The Neurobiology of Vision at the MBL - Universalizing Photochemical Theories of Vision: Hecht, Wald, and the Marine Biological Laboratory

“A basic characteristic of the scientific enterprise is its continuity. It is an organic growth, to which each worker in his time brings what he can; like Chartres or Hagia Sofia, to which over the centuries a buttress was added here, a tower there.” George Wald, Nobel lecture, 1967

In 1967 the Harvard University professor George Wald shared, with two other scientists, the Nobel Prize in Physiology or Medicine for his “discoveries concerning the primary physiological and chemical visual processes in the eye.” Wald inherited from his teacher, Selig Hecht, a universalist theory of light sensitive photochemistry. This universalist theory stipulated that the biochemical mechanisms of light sensitivity were conserved across animals. Hecht, and then Wald, argued that any organism that is sensitive to light uses the same biochemical mechanisms to do so.

In order to appreciate their contributions to the field, we must first understand the research tradition of Hecht and Wald and introduce some of the problems in the world that motivated their research, and to which they offered successful answers. First, the ‘duplicity theory’ of human vision, which is covered in Section 1, is motivated by a phenomenon called the Purkinje shift. In low light, color sensitivity decreases, shifting the perceivable colors towards the red end of the light spectrum during dark adaptation and making blue-end visual spectra disappear rapidly in low light until fully achromatic night vision takes over. The question then is, are there two systems of vision, one achromatic and for night/dark vision, the other for chromatic and for day/light vision? Or is there one system that handles both sensory settings? Duplicity theorists insist that the Purkinje shift (that is, the fact that night vision is achromatic and slowly takes over for day vision when light levels drop) is evidence that there are two systems, served by different photopigments in the retina.

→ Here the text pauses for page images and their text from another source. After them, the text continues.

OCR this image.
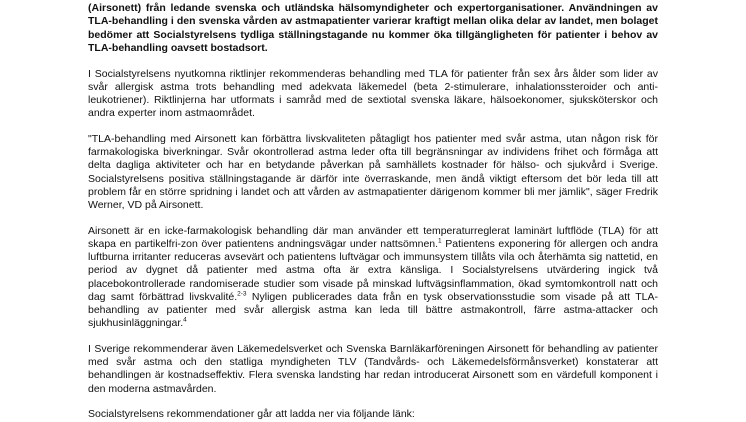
(Airsonett) från ledande svenska och utländska hälsomyndigheter och expertorganisationer. Användningen av TLA-behandling i den svenska vården av astmapatienter varierar kraftigt mellan olika delar av landet, men bolaget bedömer att Socialstyrelsens tydliga ställningstagande nu kommer öka tillgängligheten för patienter i behov av TLA-behandling oavsett bostadsort.

I Socialstyrelsens nyutkomna riktlinjer rekommenderas behandling med TLA för patienter från sex års ålder som lider av svår allergisk astma trots behandling med adekvata läkemedel (beta 2-stimulerare, inhalationssteroider och anti-leukotriener). Riktlinjerna har utformats i samråd med de sextiotal svenska läkare, hälsoekonomer, sjuksköterskor och andra experter inom astmaområdet.

"TLA-behandling med Airsonett kan förbättra livskvaliteten påtagligt hos patienter med svår astma, utan någon risk för farmakologiska biverkningar. Svår okontrollerad astma leder ofta till begränsningar av individens frihet och förmåga att delta dagliga aktiviteter och har en betydande påverkan på samhällets kostnader för hälso- och sjukvård i Sverige. Socialstyrelsens positiva ställningstagande är därför inte överraskande, men ändå viktigt eftersom det bör leda till att problem får en större spridning i landet och att vården av astmapatienter därigenom kommer bli mer jämlik", säger Fredrik Werner, VD på Airsonett.

Airsonett är en icke-farmakologisk behandling där man använder ett temperaturreglerat laminärt luftflöde (TLA) för att skapa en partikelfri-zon över patientens andningsvägar under nattsömnen.$^1$ Patientens exponering för allergen och andra luftburna irritanter reduceras avsevärt och patientens luftvägar och immunsystem tillåts vila och återhämta sig nattetid, en period av dygnet då patienter med astma ofta är extra känsliga. I Socialstyrelsens utvärdering ingick två placebokontrollerade randomiserade studier som visade på minskad luftvägsinflammation, ökad symtomkontroll natt och dag samt förbättrad livskvalité.$^{2-3}$ Nyligen publicerades data från en tysk observationsstudie som visade på att TLA-behandling av patienter med svår allergisk astma kan leda till bättre astmakontroll, färre astma-attacker och sjukhusinläggningar.$^4$

I Sverige rekommenderar även Läkemedelsverket och Svenska Barnläkarföreningen Airsonett för behandling av patienter med svår astma och den statliga myndigheten TLV (Tandvårds- och Läkemedelsförmånsverket) konstaterar att behandlingen är kostnadseffektiv. Flera svenska landsting har redan introducerat Airsonett som en värdefull komponent i den moderna astmavården.

Socialstyrelsens rekommendationer går att ladda ner via följande länk:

In addition to the problem of light and dark adaptation, photochemical theories of vision need to solve the problem of how one photopigment could possible be infinitely exposable. The idea that the eye works like a kind of biochemical camera motivated scientists to wonder about just how the eye never never runs out of exposable film, so to speak. The eyes 'film' is composed of photopigments. Kühne and Boll, two figures we will meet shortly,  demonstrated that photopigments regenerate after multiple episodes of bleaching from light exposure. But how exactly that process worked was a mystery until first Hecht and then Wald filled in the theoretical and molecular details.